Some of the AMD offerings like this on Ebay are pretty close to affordable! It's the RAM that's killer these days...

I still regret not buying 1TB of RAM back in ~October...


I bought a bundle with 512GB of RAM and an older 24-core EPYC (7F72) + supermicro motherboard on ebay a bit over a year ago, it was really an amazing deal and has made for a truly nice NAS. If you're okay with stuff that's old enough that you can buy decommissioned server stuff, you can get really high-quality gear at surprisingly low prices.

Companies decommission hardware on a schedule after all, not when it stops working.

EDIT: Though looking for similar deals now, I can only find ones up to 128GB RAM and they're near twice the price I paid. I got 7F72 + motherboard + 512GB DDR4 for $1488 (uh, I swear that's what I paid, $1488.03. Didn't notice the 1488 before.) The closest I can find now is 7F72 + motherboard + 128GB DDR4 for over $2500. That's awful


I've heard it claimed that the era of being able to do this (buy slightly old used server hardware cheap on ebay) is coming to an end because, in the quest for ever more efficiency, the latest server hardware is no longer compatible with off-the-shelf power supplies etc. (there was more but that's the part that I remember) and therefore won't have any value on the second hand market.

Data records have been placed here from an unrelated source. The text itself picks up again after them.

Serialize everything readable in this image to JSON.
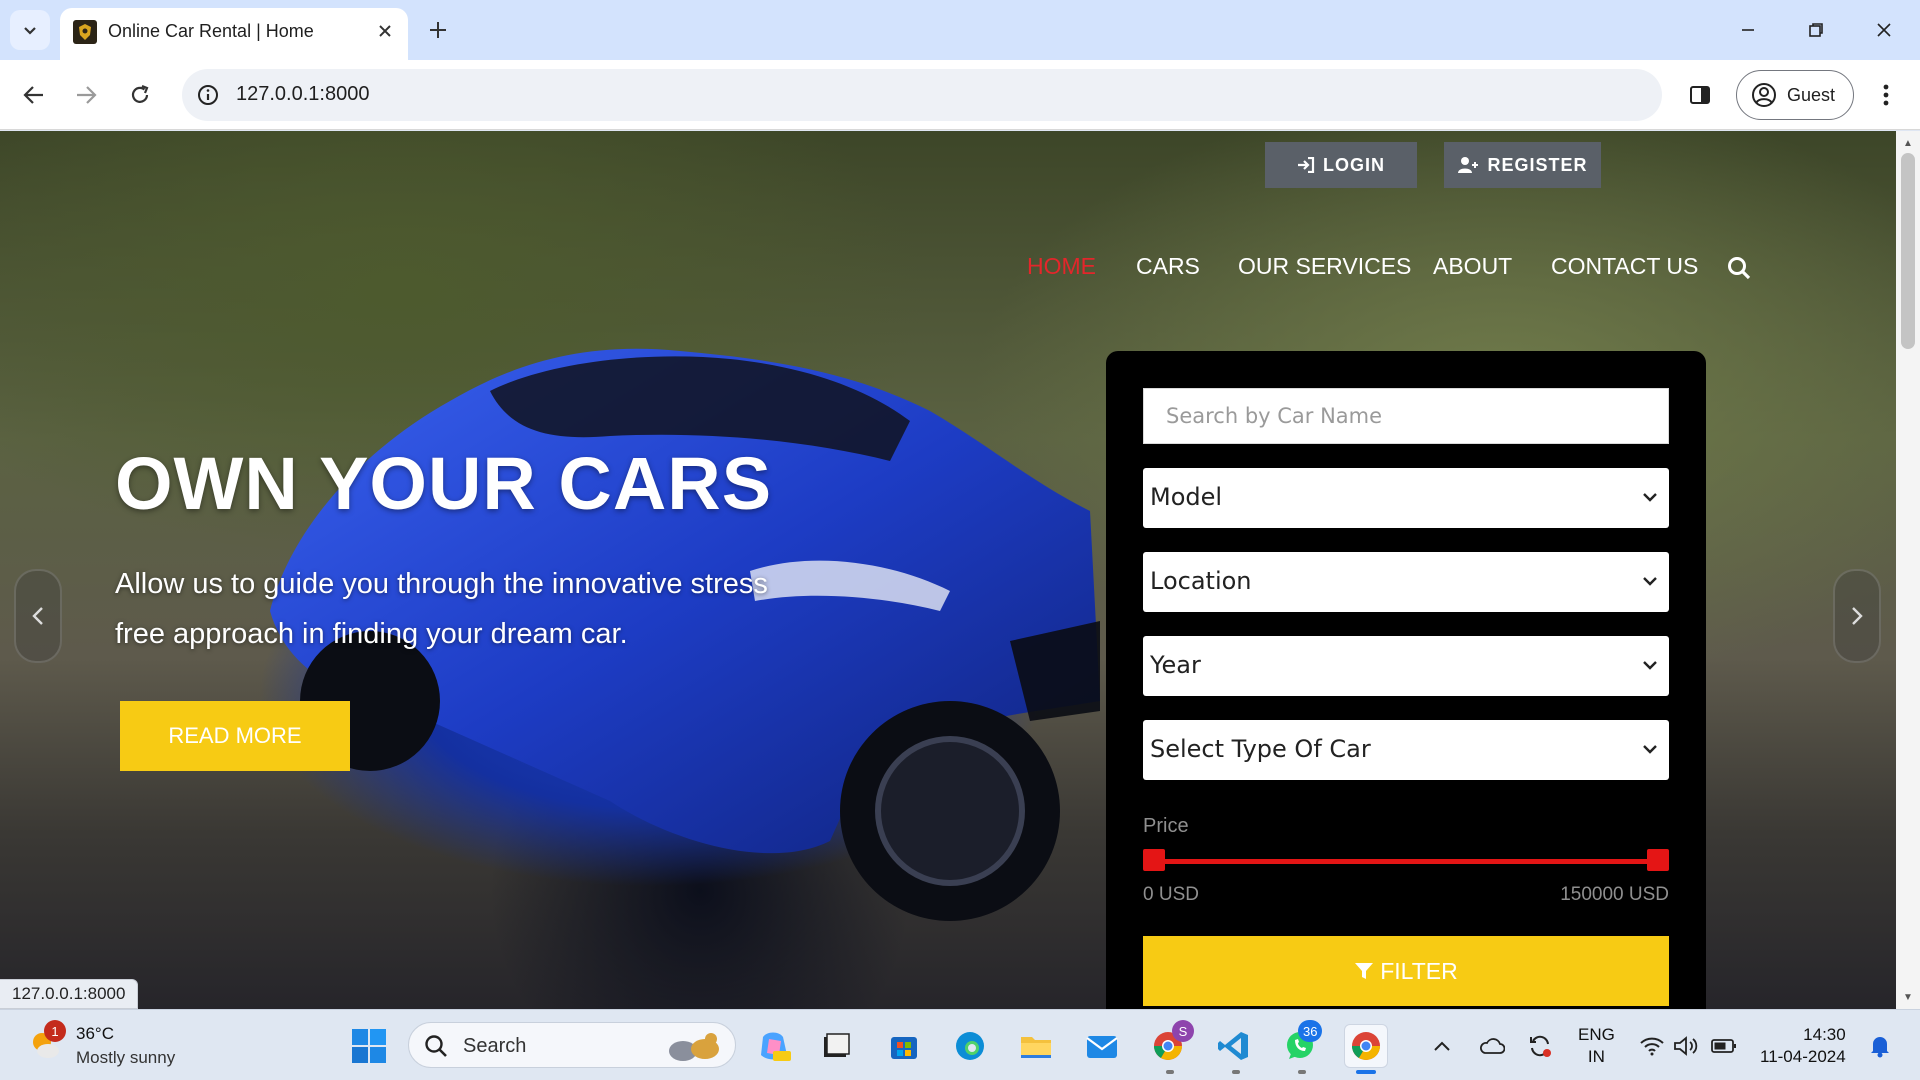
{
  "browser": {
    "tab_title": "Online Car Rental | Home",
    "url": "127.0.0.1:8000",
    "profile_label": "Guest",
    "status_url": "127.0.0.1:8000"
  },
  "header": {
    "login_label": "LOGIN",
    "register_label": "REGISTER",
    "nav": [
      {
        "label": "HOME",
        "active": true
      },
      {
        "label": "CARS",
        "active": false
      },
      {
        "label": "OUR SERVICES",
        "active": false
      },
      {
        "label": "ABOUT",
        "active": false
      },
      {
        "label": "CONTACT US",
        "active": false
      }
    ]
  },
  "hero": {
    "title": "OWN YOUR CARS",
    "text": "Allow us to guide you through the innovative stress free approach in finding your dream car.",
    "button_label": "READ MORE"
  },
  "filter": {
    "search_placeholder": "Search by Car Name",
    "selects": {
      "model": "Model",
      "location": "Location",
      "year": "Year",
      "type": "Select Type Of Car"
    },
    "price_label": "Price",
    "price_min": "0 USD",
    "price_max": "150000 USD",
    "button_label": "FILTER"
  },
  "taskbar": {
    "weather_badge": "1",
    "weather_temp": "36°C",
    "weather_desc": "Mostly sunny",
    "search_label": "Search",
    "whatsapp_badge": "36",
    "chrome_profile_badge": "S",
    "lang_line1": "ENG",
    "lang_line2": "IN",
    "time": "14:30",
    "date": "11-04-2024"
  },
  "colors": {
    "accent_yellow": "#f7cb14",
    "active_nav_red": "#e3262b",
    "slider_red": "#e41515"
  }
}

I hope it was wrong, but it seems at least plausible to me. I'm sure that probably fixes could be made for all these issues, but the reason the current paradigm works is that, other than the motherboard and CPU, everything else you need is standard, consumer grade equipment which is therefore cheap. If you need to start buying custom (new) power supplies etc. to go along, then the price may not make as much sense anymore.


When boxes get decommissioned it's generally the entire thing. So you can pick up used power supplies as well. Or just buy new because even if it isn't ATX it's still a widely produced item that's used across multiple product lines.

The troublesome hardware is the stuff with custom backplanes and multiple daughterboards each hosting a node. Also AMD CPUs that lock themselves to a single motherboard.


The power supply incompatibility came to fruition a long time ago. Buying used Supermicro ATX motherboards to build into servers stopped being a thing for me about 1 decade ago. But used servers and desktops, even with their non-standard parts, have continued to deliver high value for me even today.

I'm curious, what is the powe draw for such a system? Of course, it heavily depends on the disks, but does it idle under 200W?

I personally feel like I will downscale my homelab hardware to reduce its power draw. My HW is rather old (and leagues below yours), more recent HW tends to be more efficient, but I have no idea how well these high end server boards can lower their idle power consumption?


That's an "if you have to ask, it's not for you" question. Also, the noise these things make... You better have a separate garage. The constraints of a data center are really far from those of a homelab.

RAM! (And NAND SSDs too now, probably...)

When I was looking in October, I hadn't bought hardware for the better part of a decade, and I saw all these older posts on forums for DDR4 at $1/GB, but the lowest I could find was at least $2/GB used. These days? HAH!

If I had a decent sales channel I might be speculating on DDR4/DDR5 RAM and holding it because I expect prices to climb even higher in the coming months.


I don't remember DDR4 ever hitting $1/GB. Was I not shopping in the right places? IIRC DDR3 settled in at $1/GB quite a long time ago and recycled datacenter DDR4 was maybe ballpark $2.50/GB at some point.

These were used prices on eBay, according to Reddit (r/homelab, probably?)

For my hacking purposes it would have been perfect. It's hard to justify the project at even $2/GB though.


AMD also has some weird cpus like the 7c13 7r13, that are way way way below their normal price bands. You don't even have to buy used to get a ridiculous systems... Until 4 months ago (RIP ram prices). https://www.servethehome.com/amd-epyc-7c13-is-a-surprisingly...

Do you remember what you dreamed about 7 years ago? An Ampere Altra 80-core-CPU was sold for less than 210€ on eBay in January.

Oh, nice! I always wanted one of those, a many-core build server running ARM would be excellent for Yocto. Anything running in quemu in the rootfs is so slow on x86 and I've seen the rootfs postprocess step take a long time.

Though... these days, getting enough RAM to support builds across 80 cores would be twice the price of the whole rest of the system I'm guessing.


Wait long enough and these will be cheap on eBay.

By that point we'll be desiring the new 1000 core count CPUs though.


This is the 2026 version of "I need a beowulf cluster of these".

‘Can you imagine a Beowulf cluster of these’

> with proportional RAM and storage

Let's not get carried away here


Aside from the memory cost being exorbitant, 4th/5th gen ES CPUs aren’t horribly expensive for the core count you get. 8480s and 8592s have been quite accessible.

Stuffed an 8480+ ES with 192gb of memory across 8 channels and it’s actually not too bad.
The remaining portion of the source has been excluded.